Understanding Consistent Hashing

I've been looking at consistent hashing algorithms for PHP over the past couple of days. I wish to gain a better understanding of how consistent hashing actually works, so I can utilize it on some upcoming projects. It appears to me that Flexihash is really the only pure-PHP implementation out there that was easy to understand, so I took some notes from it.

I have created a small algorithm of my own to attempt to understand how it works, and how to make it work as fast as possible. I was surprised at how fast my algorithm was compared to Flexihash, which makes me wonder if my implementation is flawed in some way, or perhaps I'm not grasping a crucial piece of the entire concept.

The speed differences are listed below, over an iteration of 1 million sequential keys (0 to 1,000,000). Each node is displayed to show how many keys actually hashed to that particular node.

Flexihash:
 Time: 269 seconds
Speed: 3714 hashes/sec

 node1: 80729
 node2: 88390
 node3: 103623
 node4: 112338
 node5: 79893
 node6: 85377
 node7: 80966
 node8: 134462
 node9: 117046
node10: 117176

My implementation:
 Time: 3 seconds
Speed: 265589 hashes/sec

 node1: 100152
 node2: 100018
 node3: 99884
 node4: 99889
 node5: 100057
 node6: 100030
 node7: 99948
 node8: 99918
 node9: 100011
node10: 100093

Here is my current implementation of the hashing algorithm.

class Base_Hasher_Consistent
{
    protected $_nodes;

    public function __construct($nodes=NULL)
    {
        $this->_nodes = array();

        $node_count = count($nodes);
        $hashes_per_node = (int)(PHP_INT_MAX / $node_count);

        $old_hash_count = 0;

        foreach($nodes as $node){
            if(!($node == $nodes[$node_count-1])){
                $this->_nodes[] = array(
                    'name' => $node,
                    'begin' => $old_hash_count,
                    'end' => $old_hash_count + $hashes_per_node - 1
                );

                $old_hash_count += $hashes_per_node;
            }else{
                $this->_nodes[] = array(
                    'name' => $node,
                    'begin' => $old_hash_count,
                    'end' => PHP_INT_MAX
                );
            }
        }
    }

    public function hashToNode($data_key,$count=0)
    {
        $hash_code = (int)abs(crc32($data_key));

        foreach($this->_nodes as $node){
            if($hash_code >= $node['begin']){
                if($hash_code <= $node['end']){
                    return($node['name']);
                }
            }
        }
    }
}

Am I missing something, or is the algorithm really just faster than Flexihash?
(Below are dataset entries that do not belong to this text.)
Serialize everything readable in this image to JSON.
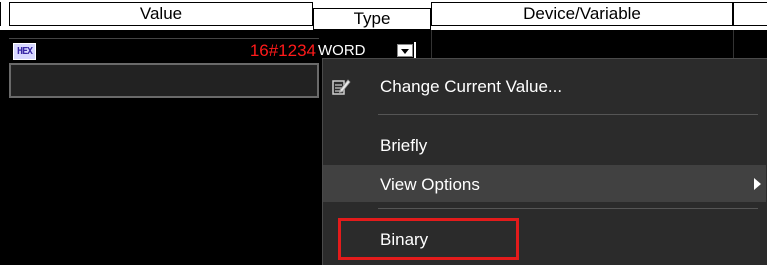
{
  "table": {
    "headers": {
      "value": "Value",
      "type": "Type",
      "device": "Device/Variable"
    },
    "row": {
      "format_icon": "HEX",
      "value": "16#1234",
      "type": "WORD"
    }
  },
  "context_menu": {
    "items": [
      {
        "label": "Change Current Value...",
        "icon": "edit-value-icon"
      },
      {
        "label": "Briefly"
      },
      {
        "label": "View Options",
        "has_submenu": true,
        "highlighted": true
      },
      {
        "label": "Binary",
        "annotated": true
      }
    ]
  },
  "colors": {
    "value_text": "#ff1a1a",
    "menu_bg": "#2b2b2b",
    "menu_hover": "#414141",
    "annotation_box": "#e31b1b"
  }
}
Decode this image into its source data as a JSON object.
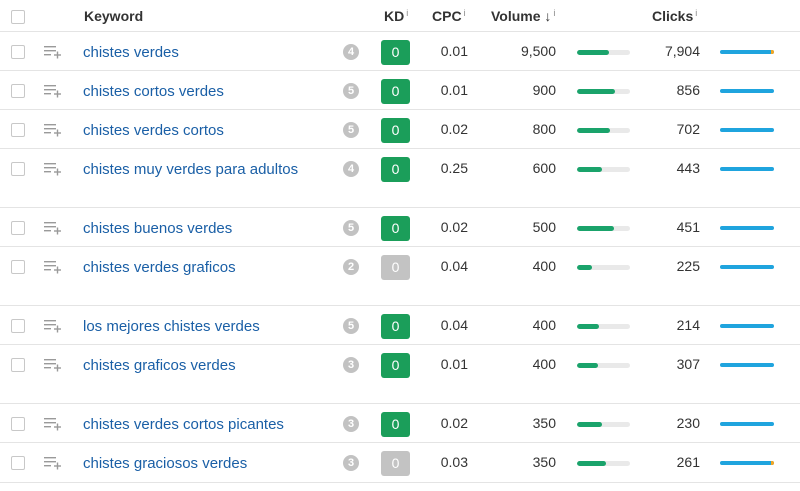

Also, I do understand that Flexihash supports looking up multiple nodes, so I'm not sure if that has anything to do with it.

I would just like some reassurance that I understand how consistent hashing works, or maybe links to some articles that really explain it well.

Thanks!

Solution

So do you want to know how crc32 works or are you just wondering how to write a good 'bucket' implementation?

Your bucket implementation looks fine. You could probably do it faster if you just did:

$bucket_index = floor($hash_code / $hashes_per_node);
return $this->_nodes[$bucket_index]['name'];

The 'algorithm' your wrote just makes $nodes number of buckets and figures out in which of those buckets a $data_key should go. The actual hashing algorithm you're using is crc32, which may not be an ideal algorithm if you're doing buckets.

If you want to know how crc32 works and why the hash is consistent .. look it up on wikipedia or something. To my knowledge there is no such thing as an inconsistent hash, so all hashing algorithms are by definition consistent.

One characteristic of a hashing algorithm is that it can generate hashes that are very dissimilar for data_keys that are similar. This is true for crc32 since crc32 is intended to detect minor changes. What it does not guarantee though is that the resulting hashes are 'well spread'. Since you're doing buckets you want a hashing algorithm that has the specific property that it generates hashes all over the spectrum. For crc32 it may just coincidentally work really well. I'd just use md5.